[ANN] AllocCheck.jl: Static code analysis to prove allocation-free behavior

The reason it doesn’t work is that the alias analysis isn’t happening in LLVM, it is happening at the julia level, so unsafe_assume_condition is operating too late.

1 Like

Looks like the easiest way to make the compiler do this, is to just assert that there’s no aliasing by adding an error path.

The compiler is pretty good at using that information.

function f_noalias!(x, y)
    Base.mightalias(x, y) && throw("No aliasing allowed!")
    x .= x .+ y
end
julia> check_allocs(f_noalias!, (Vector{Int}, Vector{Int}))
Any[]
6 Likes

Perhaps a newbie question but in which cases would the behavior / results of AllocCheck.jl differ from a good old @ballocated or BenchmarkTools.@ballocated? Is one always more precise than the other, or does it depend?

2 Likes

AllocCheck gives stacktraces to pointing to any allocations that the compiler thinks could happen based on the types of the inputs (not the values). @allocated and @ballocated are runtime metrics, where the code actually executes and the change in gc metrics (tracked in the Julia runtime) is inspected to see how many allocations actually took place. So an easy way to make them differ is to allocate conditionally on a runtime value, and then take another path. (if x == 1; arr = ones(n); end or whatever).

7 Likes

Actually, it does work, but it depends on the Julia version. On Julia v1.10.0-rc1, check_allocs reports Any[] for both your f_noalias!, the one that throws, and mine, the one that uses UnsafeAssume.jl!

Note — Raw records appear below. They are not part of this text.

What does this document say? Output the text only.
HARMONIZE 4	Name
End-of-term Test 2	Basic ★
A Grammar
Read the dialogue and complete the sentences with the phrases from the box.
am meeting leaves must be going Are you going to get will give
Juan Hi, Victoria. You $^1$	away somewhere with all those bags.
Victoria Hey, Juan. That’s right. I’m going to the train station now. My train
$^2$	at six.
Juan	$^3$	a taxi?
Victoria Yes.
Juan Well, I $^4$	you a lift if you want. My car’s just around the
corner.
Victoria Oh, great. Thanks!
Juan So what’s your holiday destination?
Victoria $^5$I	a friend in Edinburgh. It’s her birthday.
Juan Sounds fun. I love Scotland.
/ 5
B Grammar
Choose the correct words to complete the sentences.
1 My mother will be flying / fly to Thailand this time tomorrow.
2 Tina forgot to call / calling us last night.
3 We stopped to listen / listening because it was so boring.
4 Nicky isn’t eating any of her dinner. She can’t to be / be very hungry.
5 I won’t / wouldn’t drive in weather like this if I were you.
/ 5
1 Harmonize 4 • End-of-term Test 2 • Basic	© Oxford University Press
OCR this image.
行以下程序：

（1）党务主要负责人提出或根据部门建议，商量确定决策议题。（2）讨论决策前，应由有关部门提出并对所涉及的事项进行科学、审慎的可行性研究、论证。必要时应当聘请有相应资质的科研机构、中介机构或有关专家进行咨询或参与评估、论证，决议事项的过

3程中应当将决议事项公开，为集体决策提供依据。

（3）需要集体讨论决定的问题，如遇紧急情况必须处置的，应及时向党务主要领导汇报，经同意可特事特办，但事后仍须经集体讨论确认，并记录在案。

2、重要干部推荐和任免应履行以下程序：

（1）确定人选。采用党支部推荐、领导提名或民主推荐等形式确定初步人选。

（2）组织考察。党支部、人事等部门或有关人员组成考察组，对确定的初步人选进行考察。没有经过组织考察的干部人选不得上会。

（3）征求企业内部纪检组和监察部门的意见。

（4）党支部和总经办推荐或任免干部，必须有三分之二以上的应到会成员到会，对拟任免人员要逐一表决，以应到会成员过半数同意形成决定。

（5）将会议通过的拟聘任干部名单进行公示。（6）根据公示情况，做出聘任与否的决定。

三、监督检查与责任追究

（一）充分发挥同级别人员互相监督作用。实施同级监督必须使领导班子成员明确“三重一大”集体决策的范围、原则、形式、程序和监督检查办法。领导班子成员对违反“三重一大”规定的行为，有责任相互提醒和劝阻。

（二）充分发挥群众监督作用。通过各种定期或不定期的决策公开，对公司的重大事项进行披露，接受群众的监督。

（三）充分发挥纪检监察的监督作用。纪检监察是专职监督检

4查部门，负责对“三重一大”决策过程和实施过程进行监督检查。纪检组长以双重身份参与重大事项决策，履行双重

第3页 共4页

But on v1.11 nightly, two allocations are reported for both versions of the function!

Github issue: Array allocation elimination regression · Issue #52305 · JuliaLang/julia · GitHub

3 Likes

Speaking of which, I am considering making a PR so that @check_allocs plays nice with Bumper.jl’s @alloc. The following example demonstrates this:

using AllocCheck
using BenchmarkTools
using Bumper

function test_allocs_bench()
  @no_escape begin
    x = @alloc(Float64, 10)
    nothing
  end
end

@check_allocs test_allocs()  = test_allocs_bench()

let
  bench = @benchmark test_allocs_bench()
  @show maximum(bench).memory # = 0
  try
    test_allocs()
  catch err
    err.errors[1] # Allocation of Vector{Any} in ./boot.jl:477
  end
end

Not sure how much work this would entail though…

The Bumper.jl function you showed can allocate though, because the first time you call default_buffer() in a given task, the task local buffer is allocated. Furthermore, default_buffer() itself returns a SlabBuffer which can allocate when it grows, so you’d need to use AllocBuffer

If you want something that can’t possibly allocate, you’d need to do it more like

julia> using AllocCheck, Bumper

julia> function test_allocs_bench(buf)
           @no_escape buf begin
               x = @alloc(Float64, 10)
               nothing
           end
       end
test_allocs_bench (generic function with 1 method)

julia> check_allocs(test_allocs_bench, Tuple{AllocBuffer{Vector{UInt8}}})
Any[]
3 Likes

Ah, ok thanks for the clarification!